Le renouvellement de la flotte aérienne de lutte contre les incendies était attendu notamment par la Fédération nationale des sapeurs-pompiers de France (FNPSF), qui plaidait pour le doublement des moyens.
« C’est plutôt positif, il y a des choses très intéressantes, comme le travail avec l’Europe ou la volonté de reconstruire nos forêts », a déclaré à l’AFP son président Grégory Allione.
Cette « stratégie nouvelle » prévoit aussi que soit dressée « une carte nationale à la maille la plus fine » pour recenser « les zones particulièrement vulnérables », a détaillé Emmanuel Macron, et verra l’Office national des forêts jouer un « rôle de vigie ».
L’ancien ministre délégué Hubert Falco, maire ex-LR de Toulon, doit en outre conduire des travaux pour « moderniser la Sécurité civile ».

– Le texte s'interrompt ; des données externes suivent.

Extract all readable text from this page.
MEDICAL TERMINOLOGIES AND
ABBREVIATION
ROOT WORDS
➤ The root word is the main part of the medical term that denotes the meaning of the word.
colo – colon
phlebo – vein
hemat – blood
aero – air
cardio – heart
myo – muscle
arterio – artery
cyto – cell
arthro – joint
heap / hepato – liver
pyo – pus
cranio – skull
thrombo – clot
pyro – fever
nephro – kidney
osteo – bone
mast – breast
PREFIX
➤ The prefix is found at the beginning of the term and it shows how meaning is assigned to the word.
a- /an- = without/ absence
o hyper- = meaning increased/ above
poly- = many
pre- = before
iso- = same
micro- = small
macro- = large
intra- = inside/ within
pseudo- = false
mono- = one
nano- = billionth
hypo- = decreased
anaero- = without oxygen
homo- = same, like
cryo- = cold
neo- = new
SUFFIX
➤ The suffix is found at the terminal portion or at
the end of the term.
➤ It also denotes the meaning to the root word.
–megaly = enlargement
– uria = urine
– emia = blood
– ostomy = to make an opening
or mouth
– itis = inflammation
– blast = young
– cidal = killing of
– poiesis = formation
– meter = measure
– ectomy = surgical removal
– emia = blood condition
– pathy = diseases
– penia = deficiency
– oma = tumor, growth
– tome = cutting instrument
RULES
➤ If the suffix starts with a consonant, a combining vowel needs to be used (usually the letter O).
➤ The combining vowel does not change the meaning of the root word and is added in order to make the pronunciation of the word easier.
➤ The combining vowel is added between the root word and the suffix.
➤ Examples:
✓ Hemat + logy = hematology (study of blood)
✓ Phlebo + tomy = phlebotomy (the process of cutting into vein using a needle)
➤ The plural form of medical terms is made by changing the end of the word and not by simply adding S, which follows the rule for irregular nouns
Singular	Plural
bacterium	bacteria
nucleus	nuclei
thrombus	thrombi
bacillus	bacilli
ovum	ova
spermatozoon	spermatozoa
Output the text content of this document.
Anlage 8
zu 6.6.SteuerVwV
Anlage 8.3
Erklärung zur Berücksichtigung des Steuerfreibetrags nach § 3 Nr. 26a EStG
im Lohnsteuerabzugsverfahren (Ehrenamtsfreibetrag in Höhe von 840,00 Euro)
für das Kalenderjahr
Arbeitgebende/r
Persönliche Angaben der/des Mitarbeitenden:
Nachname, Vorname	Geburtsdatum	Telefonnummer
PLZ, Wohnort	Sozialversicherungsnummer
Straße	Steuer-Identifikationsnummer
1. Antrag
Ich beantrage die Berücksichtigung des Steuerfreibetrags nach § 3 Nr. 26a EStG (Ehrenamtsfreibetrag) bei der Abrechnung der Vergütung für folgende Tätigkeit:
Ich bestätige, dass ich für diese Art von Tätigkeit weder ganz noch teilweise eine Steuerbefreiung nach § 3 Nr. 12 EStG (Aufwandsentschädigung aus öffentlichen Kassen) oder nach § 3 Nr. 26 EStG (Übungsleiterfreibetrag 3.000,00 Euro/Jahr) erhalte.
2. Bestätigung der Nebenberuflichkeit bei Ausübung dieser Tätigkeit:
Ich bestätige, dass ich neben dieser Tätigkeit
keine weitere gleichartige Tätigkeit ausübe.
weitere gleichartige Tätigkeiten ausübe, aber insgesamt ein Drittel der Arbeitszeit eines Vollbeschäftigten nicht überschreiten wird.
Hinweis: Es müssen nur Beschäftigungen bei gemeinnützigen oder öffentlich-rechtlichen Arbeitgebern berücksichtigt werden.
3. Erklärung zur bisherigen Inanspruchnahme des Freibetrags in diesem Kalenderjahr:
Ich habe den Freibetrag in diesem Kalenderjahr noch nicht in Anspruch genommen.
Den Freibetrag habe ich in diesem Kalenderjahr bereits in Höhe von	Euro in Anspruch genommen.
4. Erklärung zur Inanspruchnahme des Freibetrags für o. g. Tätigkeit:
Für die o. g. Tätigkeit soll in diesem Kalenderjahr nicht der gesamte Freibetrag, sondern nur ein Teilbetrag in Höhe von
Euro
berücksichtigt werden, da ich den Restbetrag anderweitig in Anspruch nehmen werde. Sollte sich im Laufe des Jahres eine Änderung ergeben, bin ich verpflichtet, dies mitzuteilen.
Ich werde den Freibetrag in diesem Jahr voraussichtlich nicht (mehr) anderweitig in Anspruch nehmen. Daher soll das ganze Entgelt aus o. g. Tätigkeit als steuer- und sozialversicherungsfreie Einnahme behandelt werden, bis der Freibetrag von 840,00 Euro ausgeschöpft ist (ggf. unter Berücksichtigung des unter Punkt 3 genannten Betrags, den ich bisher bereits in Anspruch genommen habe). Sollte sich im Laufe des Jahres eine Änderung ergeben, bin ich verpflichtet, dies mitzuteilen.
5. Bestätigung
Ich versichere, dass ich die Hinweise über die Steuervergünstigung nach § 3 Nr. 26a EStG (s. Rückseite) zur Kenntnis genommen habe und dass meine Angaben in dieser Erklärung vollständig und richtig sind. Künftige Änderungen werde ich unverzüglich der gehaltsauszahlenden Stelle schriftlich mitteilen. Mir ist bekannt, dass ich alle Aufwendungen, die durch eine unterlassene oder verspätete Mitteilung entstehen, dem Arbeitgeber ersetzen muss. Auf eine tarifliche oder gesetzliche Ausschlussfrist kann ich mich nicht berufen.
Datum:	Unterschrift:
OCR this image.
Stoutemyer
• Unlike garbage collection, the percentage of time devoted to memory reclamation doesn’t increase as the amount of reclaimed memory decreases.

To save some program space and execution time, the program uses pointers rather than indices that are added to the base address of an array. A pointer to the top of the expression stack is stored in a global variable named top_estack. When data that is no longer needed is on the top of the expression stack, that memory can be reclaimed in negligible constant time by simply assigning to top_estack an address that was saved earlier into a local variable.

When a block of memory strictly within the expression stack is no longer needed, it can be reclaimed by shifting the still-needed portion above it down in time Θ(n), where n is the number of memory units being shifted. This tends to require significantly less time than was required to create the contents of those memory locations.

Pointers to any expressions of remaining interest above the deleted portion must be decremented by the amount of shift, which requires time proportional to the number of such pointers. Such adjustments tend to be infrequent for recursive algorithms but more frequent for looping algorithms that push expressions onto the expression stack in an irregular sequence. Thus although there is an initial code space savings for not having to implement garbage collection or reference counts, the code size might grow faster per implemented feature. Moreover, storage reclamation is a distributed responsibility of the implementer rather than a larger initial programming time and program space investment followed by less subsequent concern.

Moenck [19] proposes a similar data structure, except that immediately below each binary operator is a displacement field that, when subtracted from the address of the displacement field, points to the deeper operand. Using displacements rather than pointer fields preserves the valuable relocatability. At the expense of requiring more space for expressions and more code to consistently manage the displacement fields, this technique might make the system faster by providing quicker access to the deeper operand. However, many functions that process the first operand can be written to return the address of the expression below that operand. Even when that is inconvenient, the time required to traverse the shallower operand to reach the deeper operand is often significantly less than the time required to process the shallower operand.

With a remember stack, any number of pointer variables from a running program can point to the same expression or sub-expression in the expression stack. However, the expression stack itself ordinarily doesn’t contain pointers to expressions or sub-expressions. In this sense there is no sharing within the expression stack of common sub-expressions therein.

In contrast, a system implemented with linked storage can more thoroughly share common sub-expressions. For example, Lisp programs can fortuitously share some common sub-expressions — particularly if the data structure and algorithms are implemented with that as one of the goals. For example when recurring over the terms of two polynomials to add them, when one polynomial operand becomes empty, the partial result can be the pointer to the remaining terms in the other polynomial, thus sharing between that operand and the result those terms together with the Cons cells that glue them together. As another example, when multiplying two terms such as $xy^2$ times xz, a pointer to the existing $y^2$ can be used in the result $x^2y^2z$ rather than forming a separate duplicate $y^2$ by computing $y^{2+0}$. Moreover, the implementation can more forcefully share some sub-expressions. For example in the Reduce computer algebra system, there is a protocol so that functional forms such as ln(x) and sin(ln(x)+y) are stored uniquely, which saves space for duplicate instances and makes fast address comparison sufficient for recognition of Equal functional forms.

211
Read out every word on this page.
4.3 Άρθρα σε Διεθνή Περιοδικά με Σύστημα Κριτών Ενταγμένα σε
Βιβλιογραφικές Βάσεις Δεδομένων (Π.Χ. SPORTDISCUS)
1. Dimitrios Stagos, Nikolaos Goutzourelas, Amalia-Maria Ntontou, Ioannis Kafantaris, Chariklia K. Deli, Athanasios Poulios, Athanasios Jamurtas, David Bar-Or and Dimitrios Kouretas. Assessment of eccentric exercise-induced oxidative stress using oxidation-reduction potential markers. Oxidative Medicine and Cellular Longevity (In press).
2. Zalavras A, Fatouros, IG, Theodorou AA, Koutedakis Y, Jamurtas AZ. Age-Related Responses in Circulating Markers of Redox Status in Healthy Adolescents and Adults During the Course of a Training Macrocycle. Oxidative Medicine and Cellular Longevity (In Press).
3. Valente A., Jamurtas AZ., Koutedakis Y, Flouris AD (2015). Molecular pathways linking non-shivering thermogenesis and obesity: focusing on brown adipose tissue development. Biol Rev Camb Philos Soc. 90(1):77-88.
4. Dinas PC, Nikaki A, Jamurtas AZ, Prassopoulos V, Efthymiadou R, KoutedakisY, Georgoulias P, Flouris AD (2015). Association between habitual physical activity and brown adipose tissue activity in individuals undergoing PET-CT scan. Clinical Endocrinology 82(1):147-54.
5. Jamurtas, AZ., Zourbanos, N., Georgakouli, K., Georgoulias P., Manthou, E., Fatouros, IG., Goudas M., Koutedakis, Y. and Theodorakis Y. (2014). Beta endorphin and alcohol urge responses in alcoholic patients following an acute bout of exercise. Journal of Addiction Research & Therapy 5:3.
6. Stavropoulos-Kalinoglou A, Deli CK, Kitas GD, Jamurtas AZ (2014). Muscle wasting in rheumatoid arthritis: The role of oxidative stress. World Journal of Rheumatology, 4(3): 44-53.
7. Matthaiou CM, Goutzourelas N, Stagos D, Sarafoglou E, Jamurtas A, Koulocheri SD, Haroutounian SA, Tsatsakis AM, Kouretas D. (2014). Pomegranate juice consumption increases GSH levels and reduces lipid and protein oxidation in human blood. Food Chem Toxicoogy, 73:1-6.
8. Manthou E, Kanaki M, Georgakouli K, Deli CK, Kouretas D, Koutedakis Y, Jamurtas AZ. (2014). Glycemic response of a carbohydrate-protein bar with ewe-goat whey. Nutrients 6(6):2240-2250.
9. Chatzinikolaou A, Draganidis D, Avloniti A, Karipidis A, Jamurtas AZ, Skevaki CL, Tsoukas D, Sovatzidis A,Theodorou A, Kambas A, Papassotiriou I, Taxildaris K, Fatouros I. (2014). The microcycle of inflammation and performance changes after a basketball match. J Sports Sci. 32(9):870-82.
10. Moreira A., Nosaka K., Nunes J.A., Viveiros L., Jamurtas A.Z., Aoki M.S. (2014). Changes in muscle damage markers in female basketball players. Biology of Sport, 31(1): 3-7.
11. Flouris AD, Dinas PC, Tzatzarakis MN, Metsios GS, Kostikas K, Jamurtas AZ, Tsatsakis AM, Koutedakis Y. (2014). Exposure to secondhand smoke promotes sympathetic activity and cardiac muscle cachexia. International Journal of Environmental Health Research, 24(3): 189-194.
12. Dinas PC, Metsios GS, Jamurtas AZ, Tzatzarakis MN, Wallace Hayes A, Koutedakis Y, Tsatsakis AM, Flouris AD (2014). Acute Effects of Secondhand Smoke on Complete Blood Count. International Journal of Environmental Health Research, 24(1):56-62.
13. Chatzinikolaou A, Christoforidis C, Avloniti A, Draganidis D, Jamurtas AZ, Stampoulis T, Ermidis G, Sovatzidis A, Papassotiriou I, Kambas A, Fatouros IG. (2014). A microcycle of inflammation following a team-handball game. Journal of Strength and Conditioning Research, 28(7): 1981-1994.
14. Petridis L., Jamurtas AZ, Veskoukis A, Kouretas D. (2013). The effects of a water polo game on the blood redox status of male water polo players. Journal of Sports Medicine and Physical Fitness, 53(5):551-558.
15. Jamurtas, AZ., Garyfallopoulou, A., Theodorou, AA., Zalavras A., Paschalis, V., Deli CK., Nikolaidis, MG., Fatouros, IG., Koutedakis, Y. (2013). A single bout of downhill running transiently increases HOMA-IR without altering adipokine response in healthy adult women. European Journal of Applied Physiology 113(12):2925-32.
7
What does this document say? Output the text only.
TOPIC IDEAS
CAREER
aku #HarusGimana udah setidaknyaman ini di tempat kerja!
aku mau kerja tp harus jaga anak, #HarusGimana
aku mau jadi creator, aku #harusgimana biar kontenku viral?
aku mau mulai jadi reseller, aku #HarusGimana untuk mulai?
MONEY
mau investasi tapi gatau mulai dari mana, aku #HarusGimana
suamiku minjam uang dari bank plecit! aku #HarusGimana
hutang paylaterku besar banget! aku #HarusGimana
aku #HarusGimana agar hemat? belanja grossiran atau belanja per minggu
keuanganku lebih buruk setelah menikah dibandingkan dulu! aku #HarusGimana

Ancien président du Sdis du Var, « département particulièrement exposé aux risques naturels, notamment aux incendies et aux inondations », M. Falco souhaite « en faire un des territoires pilotes face aux risques », selon son communiqué.
Enfin, le président de la République a promis « la plantation d’un milliard d’arbres » sur le territoire français « d’ici dix ans » – « ça veut dire renouveler 10 % de notre forêt », a-t-il dit – pour compenser notamment les incendies mais aussi pour fixer le carbone et préserver la biodiversité.
« C’est faisable », a estimé M. Macron en évoquant « un formidable chantier écologique et d’aménagement » du territoire. Il a indiqué que serait mis en place « un dispositif de financement public » pour y parvenir souhaitant en parallèle une « large mobilisation ».